Huh ? Now, that was sufficiently bizarre to derail him. Robert parsed and reparsed the stupidity. Will you run out of beauty? And the answer for me is yes; I cant create beauty anymore . So maybe this was just Stranger-Sharif jerking him around while they both waited for the little gray box to do its thing.
"I suppose… there could be an end." And then he thought about the other half of the question. "Hell, Sharif, truth — new truth — ended long ago. We artists sit atop a midden ten thousand years deep. The diligent ones of us know everything of significance that's ever been done. We churn and churn, and some of us do it brilliantly, but it's just a glittering rehash." Did I just say that ?
"And if they're linked, then beauty is gone too?" Sharif had leaned forward his elbows on his legs, his chin cupped in his hands. His eyes were large and serious.
Robert looked away. Finally, he choked out, "There is still beauty. I will bring it back." I will regain it .
Sharif smiled, mistaking Robert's assertion for some general faith in humankind in the future? "That's wonderful, Professor. This goes beyond your essay in the Carolingian ."
"Indeed." Robert sat back, wondering just what in heaven's name was going on.
Sharif hesitated a moment, as if uncertain where to go next. "At the UCSD library, how has your project there progressed?"
Still no action downstairs. Robert said, "You see some connection between my art and… the Librareome?"

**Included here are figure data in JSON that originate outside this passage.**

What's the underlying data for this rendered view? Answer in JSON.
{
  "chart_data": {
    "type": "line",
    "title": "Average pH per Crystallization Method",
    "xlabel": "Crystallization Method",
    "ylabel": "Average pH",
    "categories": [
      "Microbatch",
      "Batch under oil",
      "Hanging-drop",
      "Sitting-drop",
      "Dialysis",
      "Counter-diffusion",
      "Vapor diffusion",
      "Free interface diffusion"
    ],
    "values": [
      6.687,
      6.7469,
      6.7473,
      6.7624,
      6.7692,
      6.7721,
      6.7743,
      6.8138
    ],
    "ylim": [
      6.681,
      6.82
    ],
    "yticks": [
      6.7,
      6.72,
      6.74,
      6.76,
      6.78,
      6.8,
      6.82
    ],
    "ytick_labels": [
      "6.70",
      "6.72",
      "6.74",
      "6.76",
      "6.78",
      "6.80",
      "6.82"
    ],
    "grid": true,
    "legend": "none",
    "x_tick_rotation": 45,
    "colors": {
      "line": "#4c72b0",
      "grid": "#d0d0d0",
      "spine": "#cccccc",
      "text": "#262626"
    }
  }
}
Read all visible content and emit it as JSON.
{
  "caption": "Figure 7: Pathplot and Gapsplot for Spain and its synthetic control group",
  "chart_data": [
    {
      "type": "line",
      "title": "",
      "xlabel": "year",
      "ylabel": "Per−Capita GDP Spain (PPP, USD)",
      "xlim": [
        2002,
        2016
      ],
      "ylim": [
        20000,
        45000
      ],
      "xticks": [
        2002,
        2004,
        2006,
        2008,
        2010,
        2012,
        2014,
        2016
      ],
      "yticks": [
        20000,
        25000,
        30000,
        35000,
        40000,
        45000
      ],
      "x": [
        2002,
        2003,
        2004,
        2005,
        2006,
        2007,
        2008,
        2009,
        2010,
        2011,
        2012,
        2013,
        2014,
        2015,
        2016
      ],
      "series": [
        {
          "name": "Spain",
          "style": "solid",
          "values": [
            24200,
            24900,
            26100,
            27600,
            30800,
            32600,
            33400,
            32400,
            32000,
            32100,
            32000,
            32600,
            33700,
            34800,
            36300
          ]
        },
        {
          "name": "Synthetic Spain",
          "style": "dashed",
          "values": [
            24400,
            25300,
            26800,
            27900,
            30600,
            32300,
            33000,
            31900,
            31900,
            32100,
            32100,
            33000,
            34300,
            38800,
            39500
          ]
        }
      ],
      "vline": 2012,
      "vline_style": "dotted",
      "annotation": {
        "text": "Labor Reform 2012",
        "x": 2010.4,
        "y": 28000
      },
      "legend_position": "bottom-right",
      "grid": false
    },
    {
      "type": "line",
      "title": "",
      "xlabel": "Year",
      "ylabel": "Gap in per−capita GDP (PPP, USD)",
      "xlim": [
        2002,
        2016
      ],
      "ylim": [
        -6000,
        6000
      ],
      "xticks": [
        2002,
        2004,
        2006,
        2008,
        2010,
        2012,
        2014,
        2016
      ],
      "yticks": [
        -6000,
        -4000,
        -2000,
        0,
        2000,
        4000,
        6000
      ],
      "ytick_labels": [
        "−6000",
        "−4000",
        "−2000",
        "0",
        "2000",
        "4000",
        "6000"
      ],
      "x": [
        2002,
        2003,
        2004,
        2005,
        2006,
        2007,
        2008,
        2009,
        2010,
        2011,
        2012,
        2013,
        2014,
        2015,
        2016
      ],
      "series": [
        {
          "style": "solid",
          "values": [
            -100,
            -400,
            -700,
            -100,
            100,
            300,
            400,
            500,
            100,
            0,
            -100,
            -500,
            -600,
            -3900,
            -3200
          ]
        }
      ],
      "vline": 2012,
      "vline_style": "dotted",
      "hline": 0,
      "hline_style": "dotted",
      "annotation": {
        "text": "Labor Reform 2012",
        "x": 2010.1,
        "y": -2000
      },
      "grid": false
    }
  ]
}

"Well, yes. I don't want to intrude, but ultimately what you do at UCSD seems to be very much a statement about the position of art and literature in the modern world."
Maybe this was SciFi-Sharif, trying to figure out what Stranger-Sharif was up to. If only I could use one against the other . He gave his visitor a judicious nod. "I'll talk to my friends about this. Maybe we can arrange something."
That seemed to satisfy whoever-it-was. They set a time for another chat, and then the visitor was gone.
Robert turned off circle-of-friends access. No more surprise visitations tonight.
And downstairs, there was still no action. He watched through the walls for almost fifteen minutes. That was certainly a productive use of time. Think about something else, damn it .
He blew off the top of the house and looked across West Fallbrook. Un-enhanced, the place was very dark, more like an abandoned town than a living suburb. The real San Diego had less skyglow than he remembered from the 1970s. But behind that real view were unending alternatives, all the cyberspace fun Bob's generation could have ever imagined. Hundreds of millions were playing out there tonight. Robert could feel — Epiphany could make him feel — the thrum of it, beckoning. Instead he tapped out a command Chumlig had mentioned; here and there across North County, tiny lights glowed. Those were the other students in his classes, at least the ones who were studying tonight and had any interest in what the others were doing. Twenty little lights. That was more than two-thirds of the class, a special kind of belief circle, one dedicated to pushing up their cooperation scores as far as possible. He hadn't appreciated how hard these little third-raters were working.